Se fosse possível aos nossos deputados revogar a lei da gravidade, todos sabem que eles o fariam. E como seria útil para o país tal façanha. Só a economia na construção de pontes e viadutos já justificaria o ato. Mais ainda o impacto global que isso teria em toda nossa situação econômica: sem lei da gravidade, o abismo seria mais suportável e o gigante estaria bem mais tranquilo à sua beira.
E a lei da meia-virgindade? Também seria útil, evitando tantos dissabores familiares e até - apesar da modernidade - acelerando certos casamentos que empacam na ausência de uma virgindade inteira. Meia-virgindade para todos então: e revoguem-se as diposições em contrário.
O Congresso Nacional ainda não avançou nessas duas matérias. Muito trabalho acumulado, vocês sabem. Mas está bem adiantado na criação da lei do meio-nepotismo. É uma sofisticação admirável que pode fazer muitas questões morais e políticas serem finalmente resolvidas no país: basta tratá-las como questão de quantidade e não de princípios.
É o modo original que os deputados encontraram para regulamentar a contratação de parentes no Congresso Nacional. A idéia é estabelecer cotas de parentes a serem contratados. O presidente da Câmara, Michel Temer, chegou a falar em números, dois parentes por deputado, o que é uma média para início de discussão. Está certo: o neoliberalismo brasileiro só funciona com filhos, mulher e a parentaiada sendo paga pelo contribuinte.
O precedente poderia também servir como modelo para a solução de tantos outros problemas. A corrupção, para citar um deles, não faria mais a gente passar esta vergonha toda se fosse criado um eficiente sistemas de cotas. Menos de dez por cento de comissão estaria liberado e com isso salva a nossa honra.
No caso do meio-nepotismo não está esclarecido se o número é flexível conforme o grau de parentesco. Pessoas com parentesco afastado, como sogra por exemplo, poderiam ser contratadas em maior quantidade. Duas sogras, três primos e um tio valem por dois filhos. Sete cunhados, daqueles bem chatos, equivalem a um filho pródigo. Parentes-problema, daqueles para quem ninguém é besta de oferecer emprego, valeriam meia vaga.
Parentes com idade superior a 65 anos teriam um abatimento na contagem.

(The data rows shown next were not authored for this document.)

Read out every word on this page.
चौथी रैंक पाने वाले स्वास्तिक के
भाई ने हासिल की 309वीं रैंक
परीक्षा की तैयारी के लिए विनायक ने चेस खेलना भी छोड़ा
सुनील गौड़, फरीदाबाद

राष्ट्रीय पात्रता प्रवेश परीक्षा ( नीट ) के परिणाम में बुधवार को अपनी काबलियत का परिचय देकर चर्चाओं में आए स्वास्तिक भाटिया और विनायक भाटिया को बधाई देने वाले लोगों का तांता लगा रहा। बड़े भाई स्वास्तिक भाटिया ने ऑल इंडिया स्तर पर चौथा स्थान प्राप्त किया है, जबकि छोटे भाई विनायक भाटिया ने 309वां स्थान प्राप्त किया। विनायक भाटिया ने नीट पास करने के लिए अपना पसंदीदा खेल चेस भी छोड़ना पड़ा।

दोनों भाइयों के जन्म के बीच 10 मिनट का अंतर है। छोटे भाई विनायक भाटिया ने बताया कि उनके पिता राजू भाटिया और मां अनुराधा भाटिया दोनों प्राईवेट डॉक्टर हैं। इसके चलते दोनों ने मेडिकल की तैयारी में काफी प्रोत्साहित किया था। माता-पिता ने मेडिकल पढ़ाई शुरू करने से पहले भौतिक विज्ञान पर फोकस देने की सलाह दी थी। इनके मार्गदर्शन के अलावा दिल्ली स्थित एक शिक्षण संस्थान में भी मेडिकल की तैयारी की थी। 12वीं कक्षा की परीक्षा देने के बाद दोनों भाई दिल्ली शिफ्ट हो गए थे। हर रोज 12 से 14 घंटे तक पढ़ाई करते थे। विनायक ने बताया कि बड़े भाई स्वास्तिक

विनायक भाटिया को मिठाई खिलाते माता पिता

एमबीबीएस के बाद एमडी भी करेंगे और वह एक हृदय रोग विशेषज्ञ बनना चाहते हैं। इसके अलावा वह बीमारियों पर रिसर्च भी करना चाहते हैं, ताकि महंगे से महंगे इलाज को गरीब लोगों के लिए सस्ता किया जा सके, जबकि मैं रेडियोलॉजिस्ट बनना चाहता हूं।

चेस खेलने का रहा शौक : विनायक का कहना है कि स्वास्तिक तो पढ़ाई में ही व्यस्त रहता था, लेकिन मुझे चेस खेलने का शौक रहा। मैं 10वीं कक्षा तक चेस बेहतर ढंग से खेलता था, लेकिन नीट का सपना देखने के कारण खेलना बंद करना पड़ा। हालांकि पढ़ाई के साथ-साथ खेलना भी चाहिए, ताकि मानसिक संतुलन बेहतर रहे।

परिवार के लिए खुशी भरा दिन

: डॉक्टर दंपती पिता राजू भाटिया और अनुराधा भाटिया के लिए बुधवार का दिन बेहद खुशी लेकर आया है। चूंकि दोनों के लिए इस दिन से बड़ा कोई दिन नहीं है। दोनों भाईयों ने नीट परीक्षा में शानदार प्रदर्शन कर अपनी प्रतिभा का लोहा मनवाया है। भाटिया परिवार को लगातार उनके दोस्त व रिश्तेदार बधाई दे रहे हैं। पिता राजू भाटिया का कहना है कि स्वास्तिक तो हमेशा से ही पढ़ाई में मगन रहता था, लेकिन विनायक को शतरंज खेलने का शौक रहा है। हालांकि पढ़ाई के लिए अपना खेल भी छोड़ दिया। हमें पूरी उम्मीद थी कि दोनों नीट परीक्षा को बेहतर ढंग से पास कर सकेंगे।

E familiares que privam da intimidade do parlamentar (esposa, amantes, essas coisas) nem contariam pois são parte indiscutivelmente interessadas no bom andamento do mandato.
Tudo isso, contudo, são elementos de fácil resolução em uma discussão democrática; a lei do meio-nepotismo é realmente bem vinda. E já tem até o dístico de honra para ser definitivamente gravado na história da Câmara. De autoria do deputado Themístocles Sampaio (PMDB-PI), autoridade inquestionável na matéria, já é uma das máximas fundamentais da política brasileira: Sou pelo nepotismo. Empregarei meus parentes enquanto puder. Se eu puder amparar minha família toda, ampararei.
Vamos torcer para que essa lei seja logo promulgada, para que os deputados possam votar finalmente aquela outra, a da meia-virgindade.